Video Captioning for the Visually Impaired
F. Xu (TU Delft - Electrical Engineering, Mathematics and Computer Science)
Julián Urbano – Mentor (TU Delft - Multimedia Computing)
Odette Scharenborg – Graduation committee member (TU Delft - Multimedia Computing)
J.C. Gemert – Graduation committee member (TU Delft - Pattern Recognition and Bioinformatics)
Benjamin Timmermans – Mentor (IBM Center for Advanced Studies Benelux)
Roger Zhe Li – Mentor
More Info
expand_more
Other than for strictly personal use, it is not permitted to download, forward or distribute the text or part of it, without the consent of the author(s) and/or copyright holder(s), unless the work is under an open content license such as Creative Commons.
Abstract
Visual impairment affects over 2.2 billion individuals globally, emphasizing the critical need for effective assistive technologies. This work focuses on developing a video captioning model explicitly tailored for visually impaired users, leveraging advancements in deep learning techniques. Video captioning involves converting video frames into textual descriptions, effectively bridging the domains of computer vision (CV) and natural language processing (NLP). We surveyed young visually impaired individuals from the Visio organization, who provided key insights into the design of our model.
We enhance the existing S2VT model by modifying its temporal attention mechanism to improve the recognition of visual surroundings, addressing the unique challenges visually impaired individuals face.
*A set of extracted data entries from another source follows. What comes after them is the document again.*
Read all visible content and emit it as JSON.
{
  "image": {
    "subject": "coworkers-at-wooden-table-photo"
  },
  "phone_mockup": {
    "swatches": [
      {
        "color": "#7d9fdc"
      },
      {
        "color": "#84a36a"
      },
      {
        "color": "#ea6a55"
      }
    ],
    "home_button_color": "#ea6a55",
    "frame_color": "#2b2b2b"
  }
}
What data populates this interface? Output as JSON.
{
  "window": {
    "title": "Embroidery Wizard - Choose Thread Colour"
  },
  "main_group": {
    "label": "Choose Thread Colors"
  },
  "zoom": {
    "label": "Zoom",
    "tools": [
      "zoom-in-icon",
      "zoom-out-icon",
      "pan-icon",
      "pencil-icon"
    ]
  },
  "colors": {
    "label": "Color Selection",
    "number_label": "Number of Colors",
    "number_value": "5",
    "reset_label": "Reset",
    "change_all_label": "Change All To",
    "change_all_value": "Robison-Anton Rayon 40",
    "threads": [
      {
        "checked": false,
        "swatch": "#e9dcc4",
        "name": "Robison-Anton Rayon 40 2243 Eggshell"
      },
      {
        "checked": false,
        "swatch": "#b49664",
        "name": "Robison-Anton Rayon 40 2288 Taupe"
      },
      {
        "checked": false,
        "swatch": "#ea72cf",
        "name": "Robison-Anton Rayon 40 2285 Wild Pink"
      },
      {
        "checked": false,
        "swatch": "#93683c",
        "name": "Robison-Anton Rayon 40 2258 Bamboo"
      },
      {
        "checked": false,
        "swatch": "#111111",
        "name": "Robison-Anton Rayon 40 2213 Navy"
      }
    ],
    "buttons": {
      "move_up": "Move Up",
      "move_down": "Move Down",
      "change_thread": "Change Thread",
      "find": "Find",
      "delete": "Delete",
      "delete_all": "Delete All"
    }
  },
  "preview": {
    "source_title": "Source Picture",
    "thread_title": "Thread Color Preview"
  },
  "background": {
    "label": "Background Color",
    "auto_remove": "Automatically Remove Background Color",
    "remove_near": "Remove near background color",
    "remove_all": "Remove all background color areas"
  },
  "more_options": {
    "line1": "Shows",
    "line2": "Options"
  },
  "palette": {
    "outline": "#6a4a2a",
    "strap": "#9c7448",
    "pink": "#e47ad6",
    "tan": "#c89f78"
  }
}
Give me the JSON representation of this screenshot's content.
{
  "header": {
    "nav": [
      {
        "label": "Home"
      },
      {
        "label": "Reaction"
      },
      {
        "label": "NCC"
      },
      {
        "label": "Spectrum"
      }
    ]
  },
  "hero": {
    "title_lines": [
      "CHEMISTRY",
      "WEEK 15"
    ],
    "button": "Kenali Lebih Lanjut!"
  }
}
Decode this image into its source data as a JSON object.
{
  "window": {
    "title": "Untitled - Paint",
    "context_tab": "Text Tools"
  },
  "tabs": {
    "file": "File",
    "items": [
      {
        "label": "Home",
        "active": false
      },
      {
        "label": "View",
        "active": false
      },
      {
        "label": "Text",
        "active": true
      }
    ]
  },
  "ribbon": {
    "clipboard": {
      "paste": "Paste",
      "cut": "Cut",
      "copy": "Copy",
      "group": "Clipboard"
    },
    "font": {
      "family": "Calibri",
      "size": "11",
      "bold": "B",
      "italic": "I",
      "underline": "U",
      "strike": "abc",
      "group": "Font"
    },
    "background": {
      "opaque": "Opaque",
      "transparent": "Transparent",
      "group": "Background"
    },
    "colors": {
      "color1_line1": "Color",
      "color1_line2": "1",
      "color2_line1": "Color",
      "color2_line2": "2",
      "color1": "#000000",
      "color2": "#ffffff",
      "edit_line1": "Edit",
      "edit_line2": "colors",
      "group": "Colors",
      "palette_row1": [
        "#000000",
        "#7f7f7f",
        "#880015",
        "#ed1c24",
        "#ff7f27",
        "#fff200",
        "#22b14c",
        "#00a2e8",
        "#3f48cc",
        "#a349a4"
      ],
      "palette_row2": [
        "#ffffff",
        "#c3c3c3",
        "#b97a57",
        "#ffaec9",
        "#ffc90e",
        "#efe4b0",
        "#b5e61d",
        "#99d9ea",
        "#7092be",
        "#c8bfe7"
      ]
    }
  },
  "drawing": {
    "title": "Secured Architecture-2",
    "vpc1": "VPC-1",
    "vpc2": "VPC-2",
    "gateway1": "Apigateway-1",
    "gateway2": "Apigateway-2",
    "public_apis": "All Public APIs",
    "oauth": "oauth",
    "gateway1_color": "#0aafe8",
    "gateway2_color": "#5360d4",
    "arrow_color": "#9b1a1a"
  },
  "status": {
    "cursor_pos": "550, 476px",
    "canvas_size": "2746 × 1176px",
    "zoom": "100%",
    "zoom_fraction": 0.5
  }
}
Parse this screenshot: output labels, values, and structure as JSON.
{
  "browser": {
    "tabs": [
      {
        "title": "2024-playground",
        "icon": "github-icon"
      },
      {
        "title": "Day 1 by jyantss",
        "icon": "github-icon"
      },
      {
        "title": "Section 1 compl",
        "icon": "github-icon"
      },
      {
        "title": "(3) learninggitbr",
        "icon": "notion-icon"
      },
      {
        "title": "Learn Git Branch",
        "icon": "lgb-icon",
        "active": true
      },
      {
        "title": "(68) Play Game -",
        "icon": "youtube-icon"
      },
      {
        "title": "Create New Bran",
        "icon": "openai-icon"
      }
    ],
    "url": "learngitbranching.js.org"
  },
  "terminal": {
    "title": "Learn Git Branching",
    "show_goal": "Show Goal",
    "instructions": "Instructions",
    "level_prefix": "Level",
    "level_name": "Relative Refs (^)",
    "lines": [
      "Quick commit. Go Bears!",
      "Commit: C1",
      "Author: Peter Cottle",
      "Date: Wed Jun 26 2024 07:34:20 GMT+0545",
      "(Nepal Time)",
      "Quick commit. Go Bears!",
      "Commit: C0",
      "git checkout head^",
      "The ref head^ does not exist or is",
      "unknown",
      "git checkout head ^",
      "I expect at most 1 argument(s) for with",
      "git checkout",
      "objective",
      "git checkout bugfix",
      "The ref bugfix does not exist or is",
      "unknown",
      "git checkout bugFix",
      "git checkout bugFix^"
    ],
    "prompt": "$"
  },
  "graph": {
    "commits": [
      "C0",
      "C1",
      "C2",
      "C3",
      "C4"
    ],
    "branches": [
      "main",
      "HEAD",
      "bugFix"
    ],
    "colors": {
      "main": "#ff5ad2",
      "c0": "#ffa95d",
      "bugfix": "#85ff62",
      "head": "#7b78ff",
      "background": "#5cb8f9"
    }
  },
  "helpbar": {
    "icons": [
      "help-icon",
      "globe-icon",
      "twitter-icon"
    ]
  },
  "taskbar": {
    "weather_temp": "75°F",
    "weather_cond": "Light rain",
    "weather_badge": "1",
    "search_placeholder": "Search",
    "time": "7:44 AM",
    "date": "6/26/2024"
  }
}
This research explores critical questions surrounding the model's sensitivity to actions, the readability of generated captions, and methods for latency reduction. To evaluate the model's effectiveness, we implement readability metrics—an approach not previously utilized in video captioning assessments. Our findings contribute to enhancing accessibility and independence for visually impaired individuals through advanced video captioning solutions.